The dive bar is a cornerstone of American drinking culture, and a direct offshoot of this classic watering hole is the shopping-center tavern, which transports the crusty, smoky dive bar into an anonymous strip mall.
You know the type — cruise up and down any major road and you'll find plenty of them. If you drive down U.S. 19, it almost seems like there's one in every shopping center. At first glance (and even second) Clearwater's Fat Cat Tavern appears to be just another one.
If you're willing to investigate further, as the mysteriously enthusiastic online reviews of Fat Cat prompted me to do, then you'll find that this place is actually a cut above, offering most of the things you love about a classic dive, while omitting many elements that you could just as easily live without.

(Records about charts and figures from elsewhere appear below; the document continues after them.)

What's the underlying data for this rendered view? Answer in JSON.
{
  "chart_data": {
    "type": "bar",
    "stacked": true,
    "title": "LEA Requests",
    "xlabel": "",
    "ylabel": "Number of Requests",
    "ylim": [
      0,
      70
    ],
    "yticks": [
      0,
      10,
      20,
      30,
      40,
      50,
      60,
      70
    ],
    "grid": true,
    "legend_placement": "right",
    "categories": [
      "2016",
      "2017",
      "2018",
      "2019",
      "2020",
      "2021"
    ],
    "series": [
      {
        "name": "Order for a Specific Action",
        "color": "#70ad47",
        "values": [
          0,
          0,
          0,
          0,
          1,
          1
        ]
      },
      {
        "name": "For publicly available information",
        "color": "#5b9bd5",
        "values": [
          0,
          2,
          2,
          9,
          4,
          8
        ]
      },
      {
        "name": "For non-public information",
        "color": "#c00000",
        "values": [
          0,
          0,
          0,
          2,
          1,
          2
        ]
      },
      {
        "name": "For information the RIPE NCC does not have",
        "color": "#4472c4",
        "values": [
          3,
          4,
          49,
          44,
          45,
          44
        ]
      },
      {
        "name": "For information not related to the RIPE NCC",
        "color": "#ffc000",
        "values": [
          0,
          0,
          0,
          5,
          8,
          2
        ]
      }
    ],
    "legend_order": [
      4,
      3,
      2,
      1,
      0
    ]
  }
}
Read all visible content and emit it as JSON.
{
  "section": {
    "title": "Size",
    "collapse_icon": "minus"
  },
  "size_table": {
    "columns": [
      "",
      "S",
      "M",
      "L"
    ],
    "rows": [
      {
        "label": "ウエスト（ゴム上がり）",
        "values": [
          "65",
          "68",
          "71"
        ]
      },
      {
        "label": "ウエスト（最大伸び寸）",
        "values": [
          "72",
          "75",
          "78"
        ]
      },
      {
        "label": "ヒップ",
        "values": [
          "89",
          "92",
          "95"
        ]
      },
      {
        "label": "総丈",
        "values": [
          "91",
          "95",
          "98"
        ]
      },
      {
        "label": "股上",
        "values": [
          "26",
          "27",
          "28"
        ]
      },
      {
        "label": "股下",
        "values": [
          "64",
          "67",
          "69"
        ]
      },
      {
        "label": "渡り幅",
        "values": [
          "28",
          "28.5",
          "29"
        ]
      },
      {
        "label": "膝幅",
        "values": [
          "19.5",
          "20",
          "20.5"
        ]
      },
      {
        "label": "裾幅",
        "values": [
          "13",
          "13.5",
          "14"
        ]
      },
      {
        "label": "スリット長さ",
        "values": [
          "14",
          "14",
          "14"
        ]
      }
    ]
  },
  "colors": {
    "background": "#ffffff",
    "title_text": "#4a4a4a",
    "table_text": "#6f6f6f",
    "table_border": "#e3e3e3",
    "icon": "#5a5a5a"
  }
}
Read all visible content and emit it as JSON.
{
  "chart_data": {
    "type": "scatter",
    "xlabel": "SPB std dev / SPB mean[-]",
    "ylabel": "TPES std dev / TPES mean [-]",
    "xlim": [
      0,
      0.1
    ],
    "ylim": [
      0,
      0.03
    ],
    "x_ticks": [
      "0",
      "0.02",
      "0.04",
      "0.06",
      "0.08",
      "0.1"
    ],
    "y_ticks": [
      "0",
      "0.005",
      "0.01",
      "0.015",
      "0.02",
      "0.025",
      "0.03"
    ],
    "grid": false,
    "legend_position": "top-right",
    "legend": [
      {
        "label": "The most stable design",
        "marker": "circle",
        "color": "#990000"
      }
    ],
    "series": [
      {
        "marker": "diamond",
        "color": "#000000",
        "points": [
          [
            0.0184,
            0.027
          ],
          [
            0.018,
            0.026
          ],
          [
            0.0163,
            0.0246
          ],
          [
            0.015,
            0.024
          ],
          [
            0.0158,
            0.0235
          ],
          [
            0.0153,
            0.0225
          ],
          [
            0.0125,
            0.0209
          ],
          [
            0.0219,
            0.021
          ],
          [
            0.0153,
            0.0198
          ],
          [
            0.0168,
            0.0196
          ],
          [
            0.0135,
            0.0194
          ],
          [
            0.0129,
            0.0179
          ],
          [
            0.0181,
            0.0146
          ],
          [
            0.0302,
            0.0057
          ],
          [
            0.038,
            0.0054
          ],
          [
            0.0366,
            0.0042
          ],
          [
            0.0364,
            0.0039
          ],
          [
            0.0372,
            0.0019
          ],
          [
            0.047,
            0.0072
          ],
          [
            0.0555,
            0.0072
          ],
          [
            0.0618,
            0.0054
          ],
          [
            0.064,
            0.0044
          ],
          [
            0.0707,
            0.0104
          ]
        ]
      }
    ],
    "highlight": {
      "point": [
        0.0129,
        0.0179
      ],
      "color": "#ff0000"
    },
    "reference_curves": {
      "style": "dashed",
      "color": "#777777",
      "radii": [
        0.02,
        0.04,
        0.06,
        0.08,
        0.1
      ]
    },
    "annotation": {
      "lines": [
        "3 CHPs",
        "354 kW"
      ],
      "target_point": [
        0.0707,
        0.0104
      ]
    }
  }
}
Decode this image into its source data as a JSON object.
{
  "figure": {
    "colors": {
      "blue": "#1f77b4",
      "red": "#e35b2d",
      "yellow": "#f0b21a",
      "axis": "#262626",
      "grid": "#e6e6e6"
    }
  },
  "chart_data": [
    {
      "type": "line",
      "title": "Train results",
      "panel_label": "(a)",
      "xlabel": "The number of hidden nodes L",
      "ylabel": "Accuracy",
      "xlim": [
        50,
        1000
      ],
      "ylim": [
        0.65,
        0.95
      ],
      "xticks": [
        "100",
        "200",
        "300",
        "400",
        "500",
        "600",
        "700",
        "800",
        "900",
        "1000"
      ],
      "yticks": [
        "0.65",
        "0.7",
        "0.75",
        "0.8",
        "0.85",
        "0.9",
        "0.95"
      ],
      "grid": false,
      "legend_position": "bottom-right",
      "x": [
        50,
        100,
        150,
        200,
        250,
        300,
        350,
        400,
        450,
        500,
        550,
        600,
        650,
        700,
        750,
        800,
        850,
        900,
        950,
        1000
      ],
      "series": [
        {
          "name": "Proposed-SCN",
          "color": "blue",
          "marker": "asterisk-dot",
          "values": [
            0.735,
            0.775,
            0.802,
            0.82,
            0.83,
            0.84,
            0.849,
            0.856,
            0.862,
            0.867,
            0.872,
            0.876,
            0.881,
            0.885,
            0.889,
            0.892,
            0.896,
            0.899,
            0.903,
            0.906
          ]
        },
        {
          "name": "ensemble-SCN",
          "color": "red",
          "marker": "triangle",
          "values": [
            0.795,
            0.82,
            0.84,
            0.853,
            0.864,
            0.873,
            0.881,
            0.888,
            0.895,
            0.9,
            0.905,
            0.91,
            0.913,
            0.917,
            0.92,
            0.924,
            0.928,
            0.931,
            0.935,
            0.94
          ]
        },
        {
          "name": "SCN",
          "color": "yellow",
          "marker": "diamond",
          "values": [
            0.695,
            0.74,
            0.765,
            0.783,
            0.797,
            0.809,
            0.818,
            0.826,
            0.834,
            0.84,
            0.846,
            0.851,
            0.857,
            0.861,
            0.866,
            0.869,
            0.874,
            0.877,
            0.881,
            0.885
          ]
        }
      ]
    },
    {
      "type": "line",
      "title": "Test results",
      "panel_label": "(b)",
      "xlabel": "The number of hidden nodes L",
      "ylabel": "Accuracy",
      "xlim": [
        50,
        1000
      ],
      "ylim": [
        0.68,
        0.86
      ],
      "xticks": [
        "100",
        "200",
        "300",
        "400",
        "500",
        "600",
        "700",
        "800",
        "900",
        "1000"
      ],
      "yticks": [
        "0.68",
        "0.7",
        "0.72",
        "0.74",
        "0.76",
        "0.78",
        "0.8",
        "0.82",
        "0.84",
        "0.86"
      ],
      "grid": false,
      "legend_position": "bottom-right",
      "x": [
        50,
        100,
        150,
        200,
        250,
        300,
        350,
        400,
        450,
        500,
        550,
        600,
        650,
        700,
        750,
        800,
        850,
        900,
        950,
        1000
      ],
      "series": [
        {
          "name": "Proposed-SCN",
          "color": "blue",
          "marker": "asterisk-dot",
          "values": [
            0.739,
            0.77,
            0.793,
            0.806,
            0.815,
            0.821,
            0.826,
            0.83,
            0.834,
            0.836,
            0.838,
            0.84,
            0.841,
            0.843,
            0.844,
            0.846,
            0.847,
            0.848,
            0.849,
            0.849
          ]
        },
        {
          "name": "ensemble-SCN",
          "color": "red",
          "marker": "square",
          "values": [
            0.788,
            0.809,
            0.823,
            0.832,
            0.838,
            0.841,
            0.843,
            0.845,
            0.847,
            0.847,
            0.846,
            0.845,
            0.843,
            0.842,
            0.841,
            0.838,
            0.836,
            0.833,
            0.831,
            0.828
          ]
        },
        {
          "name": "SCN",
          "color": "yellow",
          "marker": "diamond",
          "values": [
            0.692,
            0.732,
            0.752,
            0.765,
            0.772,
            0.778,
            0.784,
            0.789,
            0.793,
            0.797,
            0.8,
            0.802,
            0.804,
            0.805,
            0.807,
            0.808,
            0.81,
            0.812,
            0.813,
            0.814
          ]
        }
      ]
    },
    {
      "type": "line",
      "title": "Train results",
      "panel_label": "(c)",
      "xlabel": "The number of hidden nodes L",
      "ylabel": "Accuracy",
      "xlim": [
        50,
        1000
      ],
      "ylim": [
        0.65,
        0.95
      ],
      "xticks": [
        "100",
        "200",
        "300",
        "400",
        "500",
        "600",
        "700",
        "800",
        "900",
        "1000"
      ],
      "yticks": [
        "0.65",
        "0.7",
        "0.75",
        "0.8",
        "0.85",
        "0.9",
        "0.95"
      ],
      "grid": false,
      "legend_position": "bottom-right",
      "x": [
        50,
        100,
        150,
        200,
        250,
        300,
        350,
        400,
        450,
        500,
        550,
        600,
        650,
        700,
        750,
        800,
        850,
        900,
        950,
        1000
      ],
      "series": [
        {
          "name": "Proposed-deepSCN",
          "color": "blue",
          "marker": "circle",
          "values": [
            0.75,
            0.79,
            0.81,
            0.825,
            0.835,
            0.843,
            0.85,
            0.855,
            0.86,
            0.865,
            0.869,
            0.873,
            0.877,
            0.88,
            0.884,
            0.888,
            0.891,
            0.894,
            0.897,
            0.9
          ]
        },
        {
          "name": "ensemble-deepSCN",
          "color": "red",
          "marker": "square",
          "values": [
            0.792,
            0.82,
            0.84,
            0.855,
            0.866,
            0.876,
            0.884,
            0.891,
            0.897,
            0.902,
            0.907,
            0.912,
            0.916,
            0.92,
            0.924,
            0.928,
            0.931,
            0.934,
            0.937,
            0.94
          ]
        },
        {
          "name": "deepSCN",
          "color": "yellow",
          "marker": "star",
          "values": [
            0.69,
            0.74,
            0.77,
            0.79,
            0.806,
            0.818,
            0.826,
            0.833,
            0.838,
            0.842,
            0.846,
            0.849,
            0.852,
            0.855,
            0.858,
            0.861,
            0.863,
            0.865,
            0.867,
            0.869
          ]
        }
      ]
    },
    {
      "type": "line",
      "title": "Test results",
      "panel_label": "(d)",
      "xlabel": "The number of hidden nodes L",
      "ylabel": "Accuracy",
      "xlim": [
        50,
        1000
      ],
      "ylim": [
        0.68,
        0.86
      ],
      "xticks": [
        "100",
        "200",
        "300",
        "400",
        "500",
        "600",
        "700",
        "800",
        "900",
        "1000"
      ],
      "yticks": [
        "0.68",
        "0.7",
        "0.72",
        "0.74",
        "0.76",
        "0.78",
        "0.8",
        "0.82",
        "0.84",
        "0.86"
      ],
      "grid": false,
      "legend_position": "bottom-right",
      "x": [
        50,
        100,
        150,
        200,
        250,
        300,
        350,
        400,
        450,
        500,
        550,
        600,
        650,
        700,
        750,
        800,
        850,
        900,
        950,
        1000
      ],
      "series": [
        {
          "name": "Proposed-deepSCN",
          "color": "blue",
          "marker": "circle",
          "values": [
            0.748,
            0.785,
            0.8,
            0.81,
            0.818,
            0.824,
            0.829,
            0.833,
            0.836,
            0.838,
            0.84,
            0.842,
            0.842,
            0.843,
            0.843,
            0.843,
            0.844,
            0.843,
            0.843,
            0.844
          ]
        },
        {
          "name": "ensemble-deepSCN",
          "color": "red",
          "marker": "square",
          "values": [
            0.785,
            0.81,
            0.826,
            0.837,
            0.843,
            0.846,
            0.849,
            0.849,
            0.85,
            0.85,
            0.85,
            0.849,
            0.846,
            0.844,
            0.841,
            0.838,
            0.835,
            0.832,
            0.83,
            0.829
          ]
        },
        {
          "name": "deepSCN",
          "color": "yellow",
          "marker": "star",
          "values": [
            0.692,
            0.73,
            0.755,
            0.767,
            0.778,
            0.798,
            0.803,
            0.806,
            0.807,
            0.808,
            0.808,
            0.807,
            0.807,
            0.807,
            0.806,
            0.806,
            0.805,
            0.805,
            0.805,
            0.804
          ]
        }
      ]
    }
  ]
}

Fat Cat's exterior is characteristically plain, with a standard corner storefront entrance and a small patio on the side. Inside, it looks much like any other no-nonsense bar. Beer and banners line the walls. Flat-screen TVs line ceiling perimeter, further enhancing the sports bar vibe. There's a Megatouch and a Golden Tee, and a back room with a claw game and pool table. It's all very normal; you could even call it generic.
But Fat Cat has a few extra touches to explain its customer loyalty and good reviews. First, there's no smoking inside, which automatically gives it a cleaner vibe. Secondly, the place is really clean! The wall opposite the bar is filled with plush, semicircular booths that are much nicer than the rickety, worn-down tables you might be accustomed to; the floors don't stick when you walk on them; and the bathrooms appear fully functional, with little of the filth and grime that we've all come to expect.
And then there's the drink selection. Sure, you can easily get a cold Bud Select draft here (and at $1.25, it's cheaper than you'll pay at most places), but there are 23 other beers on draft, including a half-dozen imports, several solid craft options, and even a few local beers. Cold Storage and Cigar City are near-ubiquitous nowadays, but you don't see Pair O' Dice's Little Joe Oatmeal Stout, Rapp's Dunkelweizen or Barley Mow's Lamplighter in just any old dive. You also have options. Beers come in 12-, 16- and 23-ounce pours, as well as pitchers if you have a group or are just extremely thirsty.
The wine selection is limited to a half-dozen house wines, but the liquor selection is reasonable, with more premium spirits than I expected. I was shocked to learn that on the night I visited, premium whiskeys — and there were some good ones — were only $3. On other nights, specials range from $1 margaritas to $2 Long Island iced teas to $1.50 select domestic bottles. Even on non-special nights, the most you'll pay is $6 for the top of the top.
Not surprisingly, this makes for a pretty lively business. The regular clientele seems to be steady, and the event calendar is pretty full, ranging from solo guitarists like Rick Powell and rockabilly band Hairdresser on Fire to trivia and karaoke nights. Of course, sports play big on the weekends, and there are plenty of TVs, a full menu, and good drink specials to bring in fans.
Fat Cat Tavern is a roadside shopping center bar, but it's a good deal friendlier and cleaner than most, and that seems to be serving it pretty well. In a business where generic, unremarkable bars suffer from a low survival rate, Fat Cat is going on its fourth year in business. I figured there had to be something that set this place apart from the rest, and after visiting, I have a good idea of what it is.